Me sentí confundido y decidí arreglar los papeles de mi trabajo para distraerme. Pensé en mi oficina, en la rutina abandonada por tanto tiempo. Entre diarios viejos encontré el ejemplar del mismo día de la muerte de Martín. Gabriela lo había guardado.
Un tren había atropellado un micro escolar en un paso a nivel. Cuando no esperaban hallar sobrevivientes, encontraron a un niño al que hicieron maniobras de reanimación. Dos minutos más tarde se había despertado, y lo llevaron al hospital del otro lado de la ciudad. Pero luego el chico se había levantado y huido entre la confusión de padres, policías y periodistas en los pasillos.

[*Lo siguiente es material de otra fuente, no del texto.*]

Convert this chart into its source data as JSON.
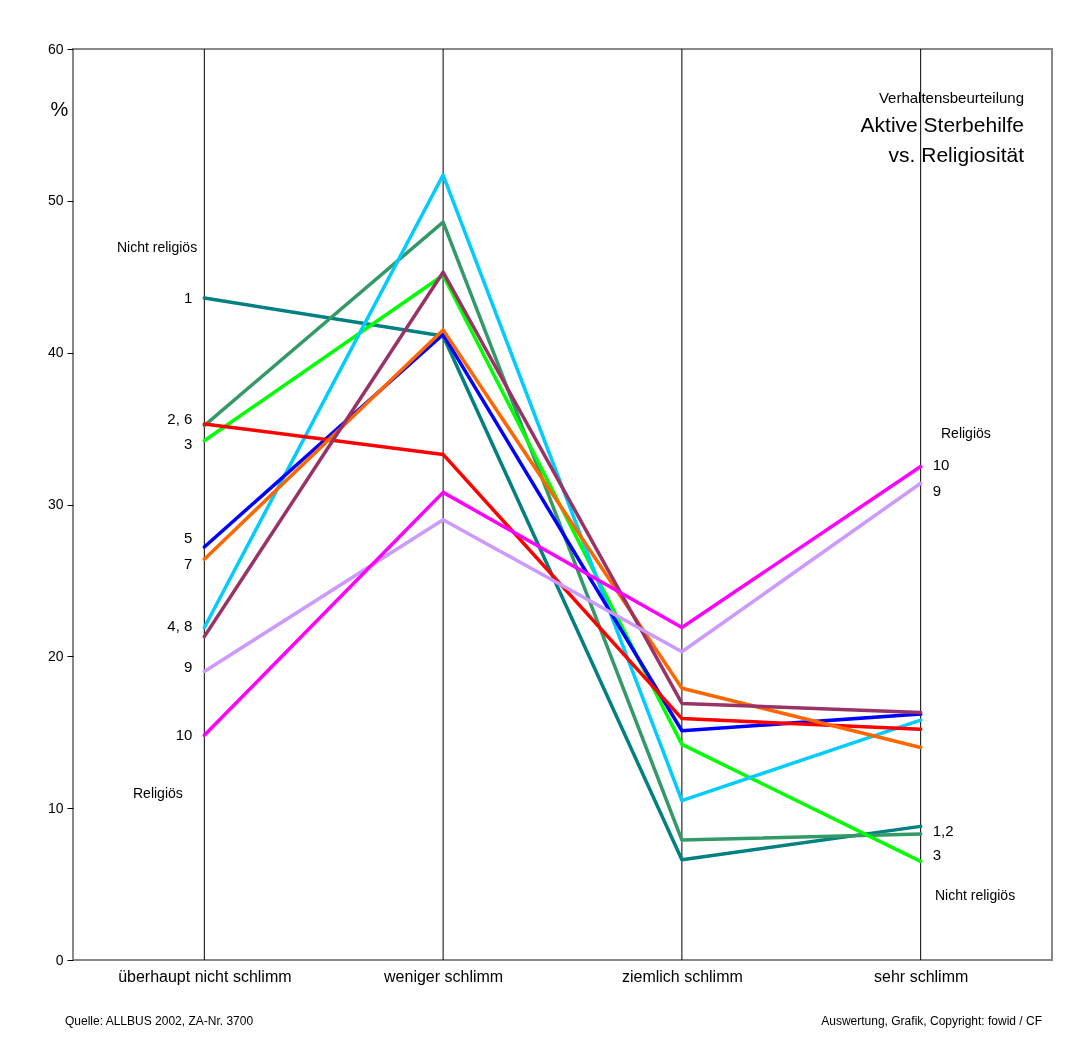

Tal vez fue entonces cuando comenzó a correr hacia mí. Leí la hora del accidente. Era la misma en que mi hijo había iniciado su agonía.
Me quedé pensando toda la tarde, con el diario en la mano y la vista fija en el cuaderno con su nombre.
Antes del anochecer, se abrió la puerta de calle y los escuché entrar. Mi mujer se fue a la cocina y él entró a la habitación.
Creo que al verme no necesitó preguntarme nada. Se me acercó. No puedo decir que lo escuché con mis oídos, sino que las palabras sonaron directamente en mi cerebro. Me pidió que no me extrañase si se veía diferente, su cuerpo ya era inútil después de la enfermedad, y le había costado acostumbrarse a uno nuevo.
Era la voz de Martín, la misma tibia entonación perdida el día de su muerte. Tenía otros ojos y otra piel, y un año más para vivir de nuevo, pero su voz, ahora me daba cuenta, seguía intacta.
-Entonces encontré a ese niño- me dijo.-Su cuerpo estaba entero y me servía. Y olí su miedo, papá. Éramos dos, pero yo tenía que vivir.